Right now, if have an oncoming horde if at all possible, I’ll pick them off at range, retreat and repeat, because every guy that dies is another point you didn’t get. Of course while this sort of min-maxing micromanagement is best for points, it isn’t really all that fun.
The points part, is easy, there could just be some sort of decreasing bonus applied based on the time to complete and eradicate the threat. You may lose a few more troops not waiting a day and a half for the reinforcements to arrive, or kiting around them non stop shooting them with arrows and freezing them with spells, but you purged the blight that much sooner, plus it encourages speedy, climatic, bloody finale. Yay!
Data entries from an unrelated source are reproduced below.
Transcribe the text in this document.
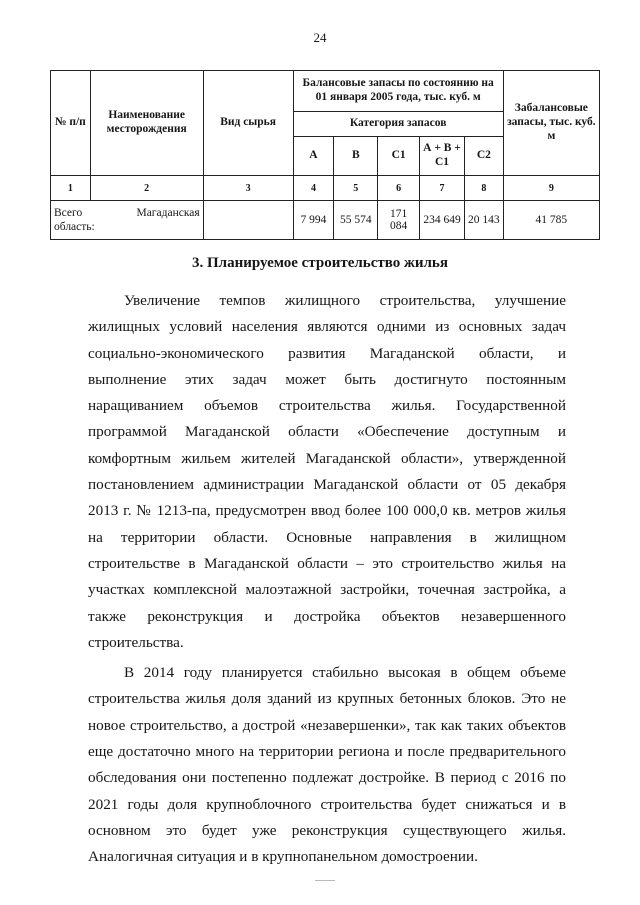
24
№ п/п	Наименование месторождения	Вид сырья	Балансовые запасы по состоянию на 01 января 2005 года, тыс. куб. м					Забалансовые запасы, тыс. куб. м
			Категория запасов					
			А	В	С1	А + В + С1	С2	
1	2	3	4	5	6	7	8	9

Всего Магаданская
область:			7 994	55 574	171 084	234 649	20 143	41 785
3. Планируемое строительство жилья

Увеличение темпов жилищного строительства, улучшение жилищных условий населения являются одними из основных задач социально-экономического развития Магаданской области, и выполнение этих задач может быть достигнуто постоянным наращиванием объемов строительства жилья. Государственной программой Магаданской области «Обеспечение доступным и комфортным жильем жителей Магаданской области», утвержденной постановлением администрации Магаданской области от 05 декабря 2013 г. № 1213-па, предусмотрен ввод более 100 000,0 кв. метров жилья на территории области. Основные направления в жилищном строительстве в Магаданской области – это строительство жилья на участках комплексной малоэтажной застройки, точечная застройка, а также реконструкция и достройка объектов незавершенного строительства.

В 2014 году планируется стабильно высокая в общем объеме строительства жилья доля зданий из крупных бетонных блоков. Это не новое строительство, а дострой «незавершенки», так как таких объектов еще достаточно много на территории региона и после предварительного обследования они постепенно подлежат достройке. В период с 2016 по 2021 годы доля крупноблочного строительства будет снижаться и в основном это будет уже реконструкция существующего жилья. Аналогичная ситуация и в крупнопанельном домостроении.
Some of the things we’ve discussed earlier would encourage melee battle a bit more, like the possibility for leaders and heroes to rise up out of the ranks, but as it is now, if you’ve got a good ranged unit, you really don’t want to send him into the fray because ultimately they become a less effective ranged unit, even on slim losses. Also, if you have a few random troops traveling with them on the way, you might not want them involved at all. “You stay back cowardly noble!” (As if we would have had to say that to him! Ha. Silly coward. ) In a normal battle, we wouldn’t necessarily expect our archers, cowardly nobles, healers, and other weaklings to be mixing it up in the battle, unless the infantry grunts couldn’t handle the things on their own. No we’d expect them to contribute what they can, and then come out relatively unscathed, unless we said it was all hands on deck. So maybe if the basic ranged units didn’t really have range, per se, but supported the battle? It would make mixed card armies a more useful thing, because right now, if you are rolling for melee, you really don’t really want to toss in your archers/blunderbuss in unless you absolutely have to, and who wants to micromanage pulling out the artillery from a relocation for just a few moments because they are going to get in the thick of things. Our stout dwarven warriors would’ve kept the zeds away from the valuable artillery… well, if they survived, anyways. So maybe if range worked more like the Orc Chariots, but then didn’t contribute to melee, ( unless you toggled them to, there’d be a good reason to roam the map with mixed (ranged/melee) unit type stacks.